Yes, it's OK to laugh at 'Book of Mormon'

Emily Thompson

"The Book of Mormon," a notoriously hilarious and raunchy production showing at the Ohio Theatre from May 13 to 25, has received rave reviews alongside criticism for its satirical depiction of organized religion. But leading lady Alexanda Ncube, who plays Nabulungi, points out even though the show is edgy and over the top, audiences shouldn't take it too seriously. "The show is so fun and so well-rounded, the scenes and the songs are just so entertaining and it's such a fun experience," Ncube says. "[It] does start a conversation, which I think is important for any show." Here, we spotlight a few other controversial musical-theater productions, listed in order from mild to wild.

When "Rent" opened in the mid-'90s, it was controversial because of its themes addressing cultural taboos like drugs, homelessness and HIV/AIDS. That didn't stop the musical from becoming wildly successful, though, eventually leading to a 2005 movie adaptation.

Another timely and topical production, "Hair" made waves when it opened in 1968, taking on themes such as drugs, sexuality, race and the Vietnam War. Oh, and there's that scene at the end of the first act when all the cast members take off their clothes.

Deemed blasphemous by various religious groups, this rock opera depicting the last seven days of Jesus' life opened to picketers outside theaters in the early '70s. Although protests haven't been staged at recent productions, the musical was banned in Russia in 2012.

This spin-off musical stays true to the Monty Python brand of cheeky humor with plenty of puns and parodies, double entendres and fart jokes to go around. "Spamalot" takes it a step further with musical numbers like "You Won't Succeed on Broadway," which makes a lark of ethnic stereotypes.

Set in a seedy Berlin nightclub in 1931 against the backdrop of the Nazi rise to power, "Cabaret" was both scandalous and controversial when it opened to Broadway audiences in 1966. But when actor Alan Cumming first played the Master of Ceremonies in a 1993 London revival, he sexualized the character in a way his predecessors have not-the character traditionally donned a tuxedo and marionette makeup, while Cumming's gender-bending version (he's reprising it now in New York) wore little more than a bow tie and black lipstick.
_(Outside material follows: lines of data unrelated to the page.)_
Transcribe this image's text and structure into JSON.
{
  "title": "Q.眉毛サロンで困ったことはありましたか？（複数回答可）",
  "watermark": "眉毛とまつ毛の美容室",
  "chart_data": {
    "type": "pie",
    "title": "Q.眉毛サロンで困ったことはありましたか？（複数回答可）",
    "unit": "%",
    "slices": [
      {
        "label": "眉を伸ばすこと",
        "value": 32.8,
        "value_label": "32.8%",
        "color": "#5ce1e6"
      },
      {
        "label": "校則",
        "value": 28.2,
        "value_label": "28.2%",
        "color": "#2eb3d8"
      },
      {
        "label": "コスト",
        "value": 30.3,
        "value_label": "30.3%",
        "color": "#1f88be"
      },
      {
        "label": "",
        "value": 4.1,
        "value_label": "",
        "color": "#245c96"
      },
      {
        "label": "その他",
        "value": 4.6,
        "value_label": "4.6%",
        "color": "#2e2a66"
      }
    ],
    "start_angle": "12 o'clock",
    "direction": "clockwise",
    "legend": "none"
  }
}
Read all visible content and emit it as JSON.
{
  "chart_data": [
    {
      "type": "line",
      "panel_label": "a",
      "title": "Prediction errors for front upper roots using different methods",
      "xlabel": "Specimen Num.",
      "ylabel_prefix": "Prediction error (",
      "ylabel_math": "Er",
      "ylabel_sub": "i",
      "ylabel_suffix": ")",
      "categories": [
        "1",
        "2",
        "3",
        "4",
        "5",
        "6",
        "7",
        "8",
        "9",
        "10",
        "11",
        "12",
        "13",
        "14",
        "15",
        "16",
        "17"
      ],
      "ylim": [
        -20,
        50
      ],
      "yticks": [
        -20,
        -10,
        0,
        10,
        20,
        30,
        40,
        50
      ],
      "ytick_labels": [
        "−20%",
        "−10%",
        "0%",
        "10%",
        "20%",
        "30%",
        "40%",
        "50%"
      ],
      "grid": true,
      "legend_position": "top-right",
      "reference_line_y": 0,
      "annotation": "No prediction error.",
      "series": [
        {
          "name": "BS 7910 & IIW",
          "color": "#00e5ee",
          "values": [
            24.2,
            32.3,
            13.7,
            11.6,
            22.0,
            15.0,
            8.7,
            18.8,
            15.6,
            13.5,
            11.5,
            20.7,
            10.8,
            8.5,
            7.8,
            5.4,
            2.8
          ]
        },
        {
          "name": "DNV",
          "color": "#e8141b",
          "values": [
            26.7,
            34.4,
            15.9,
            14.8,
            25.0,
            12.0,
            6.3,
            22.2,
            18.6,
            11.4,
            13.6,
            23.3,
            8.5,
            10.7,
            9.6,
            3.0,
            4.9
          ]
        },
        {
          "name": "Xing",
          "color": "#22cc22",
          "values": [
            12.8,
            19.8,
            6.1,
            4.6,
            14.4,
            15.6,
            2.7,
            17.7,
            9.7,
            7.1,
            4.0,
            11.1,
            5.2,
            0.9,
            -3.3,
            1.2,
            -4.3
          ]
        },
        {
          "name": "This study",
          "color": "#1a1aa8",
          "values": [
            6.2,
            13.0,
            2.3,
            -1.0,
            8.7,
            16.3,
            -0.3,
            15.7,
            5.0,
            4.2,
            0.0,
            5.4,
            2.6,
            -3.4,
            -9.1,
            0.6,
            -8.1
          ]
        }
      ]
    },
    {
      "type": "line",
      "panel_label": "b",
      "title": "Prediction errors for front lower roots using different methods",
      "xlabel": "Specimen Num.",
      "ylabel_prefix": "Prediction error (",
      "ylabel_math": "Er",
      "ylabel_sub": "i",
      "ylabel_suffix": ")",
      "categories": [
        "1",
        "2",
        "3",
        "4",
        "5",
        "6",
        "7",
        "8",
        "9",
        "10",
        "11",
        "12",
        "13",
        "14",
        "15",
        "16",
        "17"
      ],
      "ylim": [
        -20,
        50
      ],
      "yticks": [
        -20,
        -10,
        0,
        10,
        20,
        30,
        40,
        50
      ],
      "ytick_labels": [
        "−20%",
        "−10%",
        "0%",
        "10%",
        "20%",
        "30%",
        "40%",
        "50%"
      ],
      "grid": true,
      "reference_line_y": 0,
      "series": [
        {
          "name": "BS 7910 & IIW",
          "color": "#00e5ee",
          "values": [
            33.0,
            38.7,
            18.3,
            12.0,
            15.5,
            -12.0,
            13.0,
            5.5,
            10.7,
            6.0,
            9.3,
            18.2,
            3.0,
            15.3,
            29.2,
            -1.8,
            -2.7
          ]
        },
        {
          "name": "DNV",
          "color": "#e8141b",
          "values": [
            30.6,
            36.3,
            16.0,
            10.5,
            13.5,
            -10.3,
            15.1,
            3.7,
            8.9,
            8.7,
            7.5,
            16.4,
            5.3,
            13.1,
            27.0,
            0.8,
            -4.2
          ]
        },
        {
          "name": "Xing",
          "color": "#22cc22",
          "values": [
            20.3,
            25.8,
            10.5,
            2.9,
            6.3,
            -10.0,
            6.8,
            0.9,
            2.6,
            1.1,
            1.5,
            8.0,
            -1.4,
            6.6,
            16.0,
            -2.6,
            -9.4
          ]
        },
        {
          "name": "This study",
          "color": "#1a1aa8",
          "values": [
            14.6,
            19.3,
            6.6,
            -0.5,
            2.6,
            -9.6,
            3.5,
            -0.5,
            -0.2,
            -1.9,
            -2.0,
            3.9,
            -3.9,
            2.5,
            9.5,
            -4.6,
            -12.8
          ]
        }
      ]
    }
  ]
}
Audiences never saw puppets the same way after "Avenue Q" presented "Sesame Street"-style puppets acting out adult themes-drinking, smoking, having sex and singing songs like "Everyone's a Little Bit Racist" and "The Internet is for Porn," which were co-written by Robert Lopez, who also happens to be a co-creator of "The Book of Mormon."

Written by the creators of "South Park," it's no surprise "The Book of Mormon"-a story about Mormon missionaries in Uganda-is hilariously absurd and vulgar. From a character named General Butt-[expletive] Naked, who has an extreme fear of female sex organs, to a song that translates to "[expletive] You, God," this satirical show takes it so far you can't help but laugh.